Over the next decade, these three parties, who agreed on almost every policy and issue, formed a regime known as the Concordancia (by its supporters) or the Década Infame (Infamous Decade, as the parties' critics called it). The coalition primarily focused on maintaining power, largely through electoral fraud, and salvaging Argentina's economy over the next few years.
The Great Depression hit Argentina hard, and made Argentines freshly aware of how dependent the economy was on foreign trade. In response, Argentina increasingly embraced economic nationalism, and as farmers and ranchers changed and modernized their production methods to make up for lost revenue from the Great Depression, cutting the size of the needed workforce, the government increasingly promoted national industrialization. The country became increasingly urbanized as former farm and ranch workers migrated to the cities to work in factories and domestic industry. At the same time, the Depression more or less halted immigration from Europe to Argentina, which meant native-born Argentines increasingly replaced European immigrants as the main source of labor. Criollos increased their numbers in urban society, adding the mix of cultural and racial tensions in the cities.
Eventually, Argentina was able to recover somewhat economically - domestic industry expanded, and conditions abroad (particularly the American "Dust Bowl" increased the market for Argentine agricultural products. In 1938, a civilian president, Roberto Ortiz, took charge of the government once again. But then things fell apart again - the drought in the U.S. ended and agricultural output there increased, causing agricultural exports from Argentina to again decline.

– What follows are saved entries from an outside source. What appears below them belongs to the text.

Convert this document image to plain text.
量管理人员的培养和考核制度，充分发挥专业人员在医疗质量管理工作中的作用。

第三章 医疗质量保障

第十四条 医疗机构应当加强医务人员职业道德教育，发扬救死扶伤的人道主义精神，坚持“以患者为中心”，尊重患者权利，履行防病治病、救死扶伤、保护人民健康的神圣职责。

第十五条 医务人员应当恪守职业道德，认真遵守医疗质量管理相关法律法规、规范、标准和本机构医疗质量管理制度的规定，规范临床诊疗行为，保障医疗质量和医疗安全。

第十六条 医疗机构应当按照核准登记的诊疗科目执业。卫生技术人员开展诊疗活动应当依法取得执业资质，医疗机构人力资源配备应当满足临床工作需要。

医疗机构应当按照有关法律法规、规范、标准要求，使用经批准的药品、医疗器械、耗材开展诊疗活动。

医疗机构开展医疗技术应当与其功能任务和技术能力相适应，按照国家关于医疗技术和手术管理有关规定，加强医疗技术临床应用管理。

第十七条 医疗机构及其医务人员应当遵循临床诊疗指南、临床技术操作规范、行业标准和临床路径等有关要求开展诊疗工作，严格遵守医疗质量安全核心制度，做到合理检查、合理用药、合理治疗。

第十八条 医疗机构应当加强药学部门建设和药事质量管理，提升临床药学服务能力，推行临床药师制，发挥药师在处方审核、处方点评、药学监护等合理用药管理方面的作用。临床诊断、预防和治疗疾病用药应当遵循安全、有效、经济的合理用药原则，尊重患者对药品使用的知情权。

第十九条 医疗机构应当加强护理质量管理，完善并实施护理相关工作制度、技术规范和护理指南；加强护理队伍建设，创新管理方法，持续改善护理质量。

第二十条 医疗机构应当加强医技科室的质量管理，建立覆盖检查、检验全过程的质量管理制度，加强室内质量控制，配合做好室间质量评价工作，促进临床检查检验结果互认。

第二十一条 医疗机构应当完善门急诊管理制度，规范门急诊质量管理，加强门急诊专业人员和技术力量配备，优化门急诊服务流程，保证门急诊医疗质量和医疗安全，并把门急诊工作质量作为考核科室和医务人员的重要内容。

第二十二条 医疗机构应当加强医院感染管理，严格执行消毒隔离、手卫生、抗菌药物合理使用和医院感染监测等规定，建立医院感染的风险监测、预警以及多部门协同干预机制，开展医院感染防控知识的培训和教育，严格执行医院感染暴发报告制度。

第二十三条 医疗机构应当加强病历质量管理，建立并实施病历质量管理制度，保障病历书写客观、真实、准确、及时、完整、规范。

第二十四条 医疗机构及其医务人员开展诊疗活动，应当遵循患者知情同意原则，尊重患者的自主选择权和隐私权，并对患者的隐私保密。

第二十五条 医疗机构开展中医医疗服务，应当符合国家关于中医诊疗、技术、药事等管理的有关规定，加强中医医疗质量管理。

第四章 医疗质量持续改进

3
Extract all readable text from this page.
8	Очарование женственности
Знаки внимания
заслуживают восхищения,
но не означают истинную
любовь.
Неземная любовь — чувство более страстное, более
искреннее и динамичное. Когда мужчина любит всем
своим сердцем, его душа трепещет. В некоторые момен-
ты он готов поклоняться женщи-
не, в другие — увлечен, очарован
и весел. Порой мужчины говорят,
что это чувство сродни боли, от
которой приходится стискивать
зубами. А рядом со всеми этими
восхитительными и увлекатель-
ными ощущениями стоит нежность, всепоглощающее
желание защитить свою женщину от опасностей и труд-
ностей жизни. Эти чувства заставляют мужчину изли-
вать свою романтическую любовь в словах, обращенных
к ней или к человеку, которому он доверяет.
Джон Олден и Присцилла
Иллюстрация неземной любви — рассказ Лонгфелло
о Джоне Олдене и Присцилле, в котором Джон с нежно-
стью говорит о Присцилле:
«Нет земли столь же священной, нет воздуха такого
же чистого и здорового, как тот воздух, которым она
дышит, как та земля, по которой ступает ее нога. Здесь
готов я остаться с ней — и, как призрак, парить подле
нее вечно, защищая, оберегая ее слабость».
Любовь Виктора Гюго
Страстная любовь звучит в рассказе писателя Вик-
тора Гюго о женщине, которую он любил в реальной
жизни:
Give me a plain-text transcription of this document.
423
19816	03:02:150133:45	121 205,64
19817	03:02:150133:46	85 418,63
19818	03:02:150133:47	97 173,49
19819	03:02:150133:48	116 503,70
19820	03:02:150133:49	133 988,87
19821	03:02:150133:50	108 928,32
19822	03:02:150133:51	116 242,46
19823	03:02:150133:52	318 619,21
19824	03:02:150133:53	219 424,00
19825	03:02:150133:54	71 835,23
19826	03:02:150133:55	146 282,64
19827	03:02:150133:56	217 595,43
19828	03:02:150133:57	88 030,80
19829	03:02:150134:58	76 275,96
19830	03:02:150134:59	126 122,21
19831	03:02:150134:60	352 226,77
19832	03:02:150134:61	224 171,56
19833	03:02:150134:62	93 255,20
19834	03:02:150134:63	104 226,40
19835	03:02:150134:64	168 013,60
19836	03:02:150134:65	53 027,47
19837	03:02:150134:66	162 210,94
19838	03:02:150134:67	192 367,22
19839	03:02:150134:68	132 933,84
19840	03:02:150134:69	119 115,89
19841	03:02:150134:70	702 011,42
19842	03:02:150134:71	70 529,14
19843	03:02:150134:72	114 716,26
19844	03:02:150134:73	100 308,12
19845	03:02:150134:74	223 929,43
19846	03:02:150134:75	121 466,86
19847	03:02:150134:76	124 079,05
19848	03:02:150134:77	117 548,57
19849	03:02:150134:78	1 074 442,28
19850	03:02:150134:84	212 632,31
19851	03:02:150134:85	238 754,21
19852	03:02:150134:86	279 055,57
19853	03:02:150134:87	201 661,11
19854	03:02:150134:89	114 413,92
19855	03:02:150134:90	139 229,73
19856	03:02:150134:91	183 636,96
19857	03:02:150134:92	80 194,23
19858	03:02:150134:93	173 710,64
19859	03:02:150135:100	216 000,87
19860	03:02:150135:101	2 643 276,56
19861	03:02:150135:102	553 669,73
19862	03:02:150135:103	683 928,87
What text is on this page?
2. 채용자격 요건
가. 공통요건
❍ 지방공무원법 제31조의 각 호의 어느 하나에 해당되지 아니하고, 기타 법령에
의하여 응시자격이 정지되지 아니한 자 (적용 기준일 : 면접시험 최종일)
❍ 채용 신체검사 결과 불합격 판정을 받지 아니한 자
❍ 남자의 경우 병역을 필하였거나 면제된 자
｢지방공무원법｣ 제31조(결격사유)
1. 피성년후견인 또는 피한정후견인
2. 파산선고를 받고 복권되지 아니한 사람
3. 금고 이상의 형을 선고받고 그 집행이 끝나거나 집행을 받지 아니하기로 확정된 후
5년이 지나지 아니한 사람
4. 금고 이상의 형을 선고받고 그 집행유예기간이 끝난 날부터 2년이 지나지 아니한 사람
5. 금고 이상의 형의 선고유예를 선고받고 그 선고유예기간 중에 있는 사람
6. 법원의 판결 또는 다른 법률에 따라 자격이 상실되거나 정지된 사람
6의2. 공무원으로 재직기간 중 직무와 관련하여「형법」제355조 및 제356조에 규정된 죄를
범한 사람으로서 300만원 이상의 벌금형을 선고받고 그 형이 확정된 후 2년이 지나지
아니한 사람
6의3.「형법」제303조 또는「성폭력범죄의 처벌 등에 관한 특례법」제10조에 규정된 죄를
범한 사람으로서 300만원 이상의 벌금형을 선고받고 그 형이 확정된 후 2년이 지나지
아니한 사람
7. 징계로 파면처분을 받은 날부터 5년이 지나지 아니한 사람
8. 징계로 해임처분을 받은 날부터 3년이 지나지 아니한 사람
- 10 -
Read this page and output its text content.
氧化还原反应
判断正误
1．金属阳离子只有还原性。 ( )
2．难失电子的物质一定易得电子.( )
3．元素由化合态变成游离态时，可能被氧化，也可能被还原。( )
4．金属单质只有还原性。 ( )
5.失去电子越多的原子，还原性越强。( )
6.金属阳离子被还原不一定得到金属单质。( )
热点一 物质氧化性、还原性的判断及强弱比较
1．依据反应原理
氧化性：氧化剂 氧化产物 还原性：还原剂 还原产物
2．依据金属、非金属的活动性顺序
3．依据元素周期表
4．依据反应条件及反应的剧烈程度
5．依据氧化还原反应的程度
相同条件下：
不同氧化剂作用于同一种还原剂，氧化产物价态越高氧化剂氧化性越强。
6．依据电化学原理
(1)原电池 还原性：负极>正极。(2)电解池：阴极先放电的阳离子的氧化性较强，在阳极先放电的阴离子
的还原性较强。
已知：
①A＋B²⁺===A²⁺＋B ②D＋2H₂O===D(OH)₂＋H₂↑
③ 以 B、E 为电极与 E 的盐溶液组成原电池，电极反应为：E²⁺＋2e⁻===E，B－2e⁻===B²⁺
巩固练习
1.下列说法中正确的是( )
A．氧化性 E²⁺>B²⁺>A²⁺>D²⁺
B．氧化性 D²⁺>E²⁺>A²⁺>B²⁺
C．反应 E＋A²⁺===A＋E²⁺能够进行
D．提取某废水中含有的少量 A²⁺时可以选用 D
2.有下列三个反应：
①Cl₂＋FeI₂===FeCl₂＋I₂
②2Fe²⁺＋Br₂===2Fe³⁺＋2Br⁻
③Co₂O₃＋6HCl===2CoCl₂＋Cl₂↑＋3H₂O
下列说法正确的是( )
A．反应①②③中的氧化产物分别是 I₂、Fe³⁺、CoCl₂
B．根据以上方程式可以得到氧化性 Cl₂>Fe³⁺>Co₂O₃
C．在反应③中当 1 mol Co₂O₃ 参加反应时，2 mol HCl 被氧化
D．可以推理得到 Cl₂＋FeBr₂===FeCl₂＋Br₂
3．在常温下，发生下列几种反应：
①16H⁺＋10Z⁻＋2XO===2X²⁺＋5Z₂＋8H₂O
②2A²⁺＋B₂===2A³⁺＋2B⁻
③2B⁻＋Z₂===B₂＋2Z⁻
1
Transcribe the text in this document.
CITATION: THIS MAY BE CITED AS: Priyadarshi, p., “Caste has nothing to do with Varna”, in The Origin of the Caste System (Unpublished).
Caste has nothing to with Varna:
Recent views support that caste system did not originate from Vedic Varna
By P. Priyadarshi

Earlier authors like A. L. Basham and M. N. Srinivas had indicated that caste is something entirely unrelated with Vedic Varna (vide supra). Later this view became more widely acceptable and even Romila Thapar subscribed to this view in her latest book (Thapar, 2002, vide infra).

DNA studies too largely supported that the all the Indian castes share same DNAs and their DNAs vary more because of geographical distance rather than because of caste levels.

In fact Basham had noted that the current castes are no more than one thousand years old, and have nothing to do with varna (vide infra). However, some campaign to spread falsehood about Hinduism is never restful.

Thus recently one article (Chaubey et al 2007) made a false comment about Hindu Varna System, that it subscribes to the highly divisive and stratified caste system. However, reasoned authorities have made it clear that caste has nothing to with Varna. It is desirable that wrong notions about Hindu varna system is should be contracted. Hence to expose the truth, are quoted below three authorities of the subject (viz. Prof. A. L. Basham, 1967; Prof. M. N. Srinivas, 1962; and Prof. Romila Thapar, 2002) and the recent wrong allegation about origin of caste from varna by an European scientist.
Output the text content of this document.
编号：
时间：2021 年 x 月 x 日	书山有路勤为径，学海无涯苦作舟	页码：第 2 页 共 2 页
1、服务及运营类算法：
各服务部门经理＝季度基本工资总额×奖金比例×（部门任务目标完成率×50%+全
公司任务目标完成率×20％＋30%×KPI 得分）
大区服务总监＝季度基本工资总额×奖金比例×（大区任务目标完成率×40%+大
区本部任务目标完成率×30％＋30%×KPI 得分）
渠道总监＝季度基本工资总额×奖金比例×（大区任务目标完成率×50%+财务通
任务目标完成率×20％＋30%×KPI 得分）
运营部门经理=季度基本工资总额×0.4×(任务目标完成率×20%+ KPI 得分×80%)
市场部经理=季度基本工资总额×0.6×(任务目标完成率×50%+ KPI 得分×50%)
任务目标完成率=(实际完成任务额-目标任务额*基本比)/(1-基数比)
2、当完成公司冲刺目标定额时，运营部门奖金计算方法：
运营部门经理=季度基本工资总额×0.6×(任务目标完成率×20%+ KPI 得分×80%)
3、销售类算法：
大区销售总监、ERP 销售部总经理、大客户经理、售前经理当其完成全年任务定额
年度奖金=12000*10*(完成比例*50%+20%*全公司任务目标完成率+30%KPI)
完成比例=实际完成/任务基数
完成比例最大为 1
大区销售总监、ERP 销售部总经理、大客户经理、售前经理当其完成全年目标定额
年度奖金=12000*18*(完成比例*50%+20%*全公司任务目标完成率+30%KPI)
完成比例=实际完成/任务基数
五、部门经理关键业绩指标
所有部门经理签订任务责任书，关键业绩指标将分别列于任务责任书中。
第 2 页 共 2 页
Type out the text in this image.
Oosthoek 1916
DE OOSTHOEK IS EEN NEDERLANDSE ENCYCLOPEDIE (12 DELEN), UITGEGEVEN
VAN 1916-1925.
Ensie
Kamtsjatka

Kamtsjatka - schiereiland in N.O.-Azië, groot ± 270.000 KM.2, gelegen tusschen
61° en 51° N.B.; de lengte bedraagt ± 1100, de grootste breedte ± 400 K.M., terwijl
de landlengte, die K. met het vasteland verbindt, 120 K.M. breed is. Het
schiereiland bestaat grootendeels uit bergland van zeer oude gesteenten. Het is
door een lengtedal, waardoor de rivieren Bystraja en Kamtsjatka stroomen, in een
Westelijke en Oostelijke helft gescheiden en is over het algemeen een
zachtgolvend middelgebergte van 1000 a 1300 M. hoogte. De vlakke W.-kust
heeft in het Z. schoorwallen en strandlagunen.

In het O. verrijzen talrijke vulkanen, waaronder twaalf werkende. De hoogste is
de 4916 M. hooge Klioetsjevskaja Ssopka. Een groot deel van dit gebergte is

Furthermore, World War II broke out in Europe, further causing a decline in foreign trade and cutting Argentina off from Europe as submarine patrols interfered with Atlantic shipping. In addition, the U.S. was pushing for the Western hemisphere to declare war against the Axis. While the rest of Latin America did so in 1942, Argentina did not - the U.S. had blocked Argentine goods from American markets for decades, and the Argentine government saw few advantages in siding with the U.S. during the war. In addition, many officers in the national army were pro-fascist, as German doctrine was part of the standard officer training. As Argentina equivocated, attempting to stay neutral in the war, the U.S. began to accuse the government of being pro-Nazi and began to provide economic and military aid to Argentina's neighbors, sparking fear in Argentina that military conflict with their neighbors would break out. Nationalist fervor heightened accordingly.
1943 was another presidential election year, and it seemed that the Concordancia was planning to rig the election yet again in favor of a PDN member of the landed elite, Robustiano Patrón Costas, who was pro-Allies. The radicals and the nationalists, and the country in general, was disillusioned with the Concordancia, and ready for a change.